The deal with BBC Worldwide brings with it, for the UK consumer at least, big BBC brands such as Doctor Who and Torchwood – aimed squarely at the mainstream.
And, according to analysts, it is this audience Apple needs to capture. Apple is charging about £1.99 per episode – almost double the US price – although many see a future for free, ad-supported content. Channel 4 last year changed its download site from subscription to ad-funded and ITV’s online programmes are similarly free to view. Meanwhile, the BBC’s iPlayer application gives viewers a seven-day download window to “catch-up” on broadcast TV.
The Worldwide deal is separate, offering paid-for episodes in an initiative one insider claims is more akin to the DVD market than recorded catch-up services.
A future of free content?
Some have suggested that the BBC and other broadcasters will attempt to insist on “free” content through iTunes. Certainly all the UK’s major players have continually outlined their commitment to media neutrality and content available over as many mainstream devices as possible. One broadcasting executive also points to the difference between TV and music, saying that audiences are used to free TV but are willing to pay for songs.
For Apple, the attraction lies in the cross-sell between iTunes and its premium, market-leading media players. Although iPod sales have driven Apple revenues, the company must encourage owners to trade up to its touch screen video models or face stagnation.
One industry analyst says what iTunes and iPod together have done is make Apple synonymous with music. Both have succeeded against cheaper alternatives because of their simplicity, ease of use and stylishness, creating brand prestige. He says/ “Apple does not sell music to make a profit: it sells it to drive sales of its players.” The content itself, he suggests, is not intended to be a revenue stream for Apple.
iTunes’ music dominance
iTunes is the top online music store in all 22 countries in which it operates, with users downloading more than 3 billion songs. In the US, it is now the third-largest music retailer, trailing only WalMart and Best Buy. Despite this, Apple was this year forced to guarantee a level price structure across Europe, albeit still above US levels.

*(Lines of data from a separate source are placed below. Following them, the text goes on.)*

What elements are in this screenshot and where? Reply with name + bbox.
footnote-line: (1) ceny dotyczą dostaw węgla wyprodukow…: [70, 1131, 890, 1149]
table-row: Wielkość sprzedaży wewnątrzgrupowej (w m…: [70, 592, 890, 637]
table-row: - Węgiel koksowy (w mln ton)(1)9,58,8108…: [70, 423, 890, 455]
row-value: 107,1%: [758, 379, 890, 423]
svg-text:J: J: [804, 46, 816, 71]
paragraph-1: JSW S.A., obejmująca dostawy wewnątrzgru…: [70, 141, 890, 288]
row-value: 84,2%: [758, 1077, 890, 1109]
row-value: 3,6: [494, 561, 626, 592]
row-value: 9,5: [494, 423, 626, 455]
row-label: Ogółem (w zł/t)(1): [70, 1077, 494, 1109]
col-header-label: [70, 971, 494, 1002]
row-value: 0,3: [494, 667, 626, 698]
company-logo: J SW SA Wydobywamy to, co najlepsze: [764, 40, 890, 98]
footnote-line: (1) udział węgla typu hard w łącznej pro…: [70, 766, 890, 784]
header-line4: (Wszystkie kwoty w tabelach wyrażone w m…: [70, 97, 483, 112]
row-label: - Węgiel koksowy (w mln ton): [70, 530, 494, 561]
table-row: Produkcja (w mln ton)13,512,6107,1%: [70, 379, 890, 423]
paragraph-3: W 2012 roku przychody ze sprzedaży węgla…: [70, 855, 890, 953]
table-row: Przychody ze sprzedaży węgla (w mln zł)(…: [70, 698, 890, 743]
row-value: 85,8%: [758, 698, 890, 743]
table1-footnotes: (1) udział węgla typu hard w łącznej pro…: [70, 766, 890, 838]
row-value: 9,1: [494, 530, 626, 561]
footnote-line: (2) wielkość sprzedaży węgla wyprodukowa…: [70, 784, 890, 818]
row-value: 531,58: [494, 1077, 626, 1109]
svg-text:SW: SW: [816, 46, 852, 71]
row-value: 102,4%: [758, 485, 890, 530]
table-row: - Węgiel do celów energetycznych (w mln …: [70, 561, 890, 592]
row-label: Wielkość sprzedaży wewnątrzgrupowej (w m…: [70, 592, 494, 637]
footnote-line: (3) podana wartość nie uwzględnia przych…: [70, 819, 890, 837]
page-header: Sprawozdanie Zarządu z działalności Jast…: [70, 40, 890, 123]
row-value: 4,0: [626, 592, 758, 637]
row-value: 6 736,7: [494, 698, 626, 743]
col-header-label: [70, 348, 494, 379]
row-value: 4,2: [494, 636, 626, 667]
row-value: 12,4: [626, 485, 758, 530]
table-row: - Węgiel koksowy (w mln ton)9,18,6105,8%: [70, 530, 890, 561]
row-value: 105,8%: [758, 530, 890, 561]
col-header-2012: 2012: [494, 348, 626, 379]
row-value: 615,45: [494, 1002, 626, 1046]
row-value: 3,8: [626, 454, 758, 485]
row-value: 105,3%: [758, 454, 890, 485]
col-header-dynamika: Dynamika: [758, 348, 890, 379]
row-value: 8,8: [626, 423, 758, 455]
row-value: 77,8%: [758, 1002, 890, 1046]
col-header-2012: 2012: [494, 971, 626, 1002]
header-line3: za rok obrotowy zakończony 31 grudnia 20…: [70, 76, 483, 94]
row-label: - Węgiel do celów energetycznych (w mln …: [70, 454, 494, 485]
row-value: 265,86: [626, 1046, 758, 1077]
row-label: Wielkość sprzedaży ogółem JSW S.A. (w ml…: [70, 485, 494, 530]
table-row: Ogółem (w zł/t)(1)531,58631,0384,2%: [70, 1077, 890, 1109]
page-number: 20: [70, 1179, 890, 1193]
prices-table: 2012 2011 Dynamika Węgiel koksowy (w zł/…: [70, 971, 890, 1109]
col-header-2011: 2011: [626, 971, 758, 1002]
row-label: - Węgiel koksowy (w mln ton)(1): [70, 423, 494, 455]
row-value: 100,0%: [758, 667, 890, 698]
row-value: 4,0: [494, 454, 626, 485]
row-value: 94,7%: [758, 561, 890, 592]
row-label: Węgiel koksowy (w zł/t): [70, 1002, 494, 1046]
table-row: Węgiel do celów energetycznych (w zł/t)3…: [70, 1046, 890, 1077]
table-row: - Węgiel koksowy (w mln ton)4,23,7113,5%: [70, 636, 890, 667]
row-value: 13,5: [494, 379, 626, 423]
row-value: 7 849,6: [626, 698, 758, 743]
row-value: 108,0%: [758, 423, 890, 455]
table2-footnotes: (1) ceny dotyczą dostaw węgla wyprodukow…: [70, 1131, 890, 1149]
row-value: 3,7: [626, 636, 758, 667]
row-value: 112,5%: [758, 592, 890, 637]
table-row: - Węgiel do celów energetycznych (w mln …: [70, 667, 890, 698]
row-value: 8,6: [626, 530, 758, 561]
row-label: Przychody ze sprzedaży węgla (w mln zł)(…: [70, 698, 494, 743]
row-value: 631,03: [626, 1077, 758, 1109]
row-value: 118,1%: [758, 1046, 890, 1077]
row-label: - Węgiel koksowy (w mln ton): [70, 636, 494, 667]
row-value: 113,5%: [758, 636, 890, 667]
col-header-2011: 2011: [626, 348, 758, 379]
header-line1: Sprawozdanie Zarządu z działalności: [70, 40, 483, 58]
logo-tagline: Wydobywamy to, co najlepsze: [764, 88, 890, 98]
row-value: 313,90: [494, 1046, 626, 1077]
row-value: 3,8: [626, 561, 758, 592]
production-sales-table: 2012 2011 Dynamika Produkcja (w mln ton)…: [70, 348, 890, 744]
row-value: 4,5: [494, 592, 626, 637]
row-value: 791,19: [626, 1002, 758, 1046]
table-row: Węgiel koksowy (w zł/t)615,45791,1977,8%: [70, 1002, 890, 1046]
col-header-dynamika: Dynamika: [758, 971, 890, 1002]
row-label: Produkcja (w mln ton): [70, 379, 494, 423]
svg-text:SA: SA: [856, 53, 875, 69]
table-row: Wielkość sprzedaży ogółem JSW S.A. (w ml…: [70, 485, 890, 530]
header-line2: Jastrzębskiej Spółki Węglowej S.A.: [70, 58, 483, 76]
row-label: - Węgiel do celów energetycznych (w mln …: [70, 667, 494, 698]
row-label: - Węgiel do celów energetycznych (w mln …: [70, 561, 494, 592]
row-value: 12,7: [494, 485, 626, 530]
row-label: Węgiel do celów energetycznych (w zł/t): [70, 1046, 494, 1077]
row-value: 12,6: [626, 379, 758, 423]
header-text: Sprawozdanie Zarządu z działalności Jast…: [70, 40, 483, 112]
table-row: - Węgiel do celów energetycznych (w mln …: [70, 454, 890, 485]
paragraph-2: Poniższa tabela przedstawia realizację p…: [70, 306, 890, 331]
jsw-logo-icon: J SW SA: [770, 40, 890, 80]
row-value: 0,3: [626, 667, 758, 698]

Yet according to recent research by Forrester, the paid-video download market is at a “dead end”. The research company predicts future growth will be ad-funded and Apple must respond accordingly. US analyst James McQuivey suggests that Apple’s “appetite for a slice of the video pie has proven bigger than its reach” and that the service will struggle to appeal to non-“media junkies”. He adds: “Importantly it won’t translate into what Apple really wants: increased demand for sophisticated hardware like the iPod Touch and Apple TV.”
Perhaps the answer is to use the mainstream appeal of a Robin Hood or a Dr Who, or to make the mooted move towards free downloads. For Apple’s competitors, there is still plenty to play for.